A privileged instruction is an IA-32 instruction that is only allowed to be executed in Ring-0 (i.e. kernel mode). If you're hitting this in userspace, you've either got a really old EXE, or a corrupted binary.
As I suspected, it was something silly that I did. I think I solved this twice as fast because of some of the clues in comments in the messages above. Thanks to those, especially those who pointed to something early in the app overwriting the stack. I actually found several answers here more useful than the post I have marked as answering the question as they clued and queued me as to where to look, though I think it best sums up the answer.
As it turned out, I had just added a button that went over the maximum size of an array holding some toolbar button information (which was on the stack). I had forgotten that
even existed!
First probability that I can think of is, you may be using a local array and it is near the top of the function declaration. Your bounds checking gone insane and overwrite the return address and it points to some instruction that only kernel is allowed to execute.

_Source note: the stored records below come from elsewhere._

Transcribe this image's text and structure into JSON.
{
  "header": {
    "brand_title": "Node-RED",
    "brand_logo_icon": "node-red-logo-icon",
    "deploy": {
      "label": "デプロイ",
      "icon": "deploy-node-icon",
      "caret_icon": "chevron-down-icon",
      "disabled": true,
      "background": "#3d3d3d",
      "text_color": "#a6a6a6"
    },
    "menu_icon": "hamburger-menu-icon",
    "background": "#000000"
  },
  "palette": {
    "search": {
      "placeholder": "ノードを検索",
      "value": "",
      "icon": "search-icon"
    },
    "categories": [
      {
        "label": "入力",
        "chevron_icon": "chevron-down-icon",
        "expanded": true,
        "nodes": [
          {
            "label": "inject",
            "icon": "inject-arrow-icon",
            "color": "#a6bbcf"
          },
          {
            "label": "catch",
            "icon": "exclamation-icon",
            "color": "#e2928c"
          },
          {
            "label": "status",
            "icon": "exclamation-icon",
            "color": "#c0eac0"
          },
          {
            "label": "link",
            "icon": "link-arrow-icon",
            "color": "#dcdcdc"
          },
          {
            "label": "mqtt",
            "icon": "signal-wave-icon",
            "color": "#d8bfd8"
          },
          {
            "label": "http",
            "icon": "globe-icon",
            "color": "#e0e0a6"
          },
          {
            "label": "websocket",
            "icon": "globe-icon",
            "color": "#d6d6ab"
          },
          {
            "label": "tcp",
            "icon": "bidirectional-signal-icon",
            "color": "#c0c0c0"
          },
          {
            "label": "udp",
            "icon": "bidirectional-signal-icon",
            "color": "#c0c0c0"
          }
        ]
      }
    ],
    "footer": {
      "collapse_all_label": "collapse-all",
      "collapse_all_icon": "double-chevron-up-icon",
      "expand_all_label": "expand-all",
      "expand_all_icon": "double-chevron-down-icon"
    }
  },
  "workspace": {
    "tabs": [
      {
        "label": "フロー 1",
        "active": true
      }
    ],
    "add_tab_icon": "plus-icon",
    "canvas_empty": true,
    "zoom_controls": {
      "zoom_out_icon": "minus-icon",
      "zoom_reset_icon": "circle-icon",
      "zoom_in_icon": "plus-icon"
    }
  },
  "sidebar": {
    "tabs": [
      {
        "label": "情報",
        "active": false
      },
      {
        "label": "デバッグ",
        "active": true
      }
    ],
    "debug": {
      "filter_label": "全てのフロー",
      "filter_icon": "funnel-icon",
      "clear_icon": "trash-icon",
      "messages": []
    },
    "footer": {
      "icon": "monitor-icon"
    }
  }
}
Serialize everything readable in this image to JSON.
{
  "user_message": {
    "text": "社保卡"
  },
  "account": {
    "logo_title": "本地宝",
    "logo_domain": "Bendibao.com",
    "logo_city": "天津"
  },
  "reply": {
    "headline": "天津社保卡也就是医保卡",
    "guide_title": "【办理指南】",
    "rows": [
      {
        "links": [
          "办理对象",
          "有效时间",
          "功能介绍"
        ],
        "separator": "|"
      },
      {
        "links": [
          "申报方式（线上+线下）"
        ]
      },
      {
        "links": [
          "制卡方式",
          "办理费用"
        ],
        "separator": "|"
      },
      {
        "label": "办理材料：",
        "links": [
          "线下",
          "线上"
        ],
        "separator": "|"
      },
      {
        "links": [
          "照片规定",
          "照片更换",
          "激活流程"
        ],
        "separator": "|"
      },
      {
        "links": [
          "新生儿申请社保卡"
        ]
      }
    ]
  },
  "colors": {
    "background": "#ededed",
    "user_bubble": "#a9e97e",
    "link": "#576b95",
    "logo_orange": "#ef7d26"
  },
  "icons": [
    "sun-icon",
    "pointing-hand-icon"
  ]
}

The error location 0x00486752 seems really small to me, before where executable code usually lives. I agree with Daniel, it looks like a wild pointer to me.
I saw this with Visual c++ 6.0 in the year 2000.
The debug C++ library had calls to physical I/O instructions in it, in an exception handler.
If I remember correctly, it was dumping status to an I/O port that used to be for DMA base registers, which I assume someone at Microsoft was using for a debugger card.
Look for some error condition that might be latent causing diagnostics code to run.
I was debugging, backtracked and read the dissassembly. It was an exception while processing std::string, maybe indexing off the end.
The CPU of most processors manufactured in the last 15 years have some special instructions which are very powerful. These privileged instructions are kept for operating system kernel applications and are not able to be used by user written programs.
This restricts the damage that a user-written program can inflict upon the system and cuts down the number of times that the system actually crashes.
When executing in kernel mode, the operating system has unrestricted access to both the kernel and the user program's memory.
The load instructions for the base and limit registers are privileged instructions.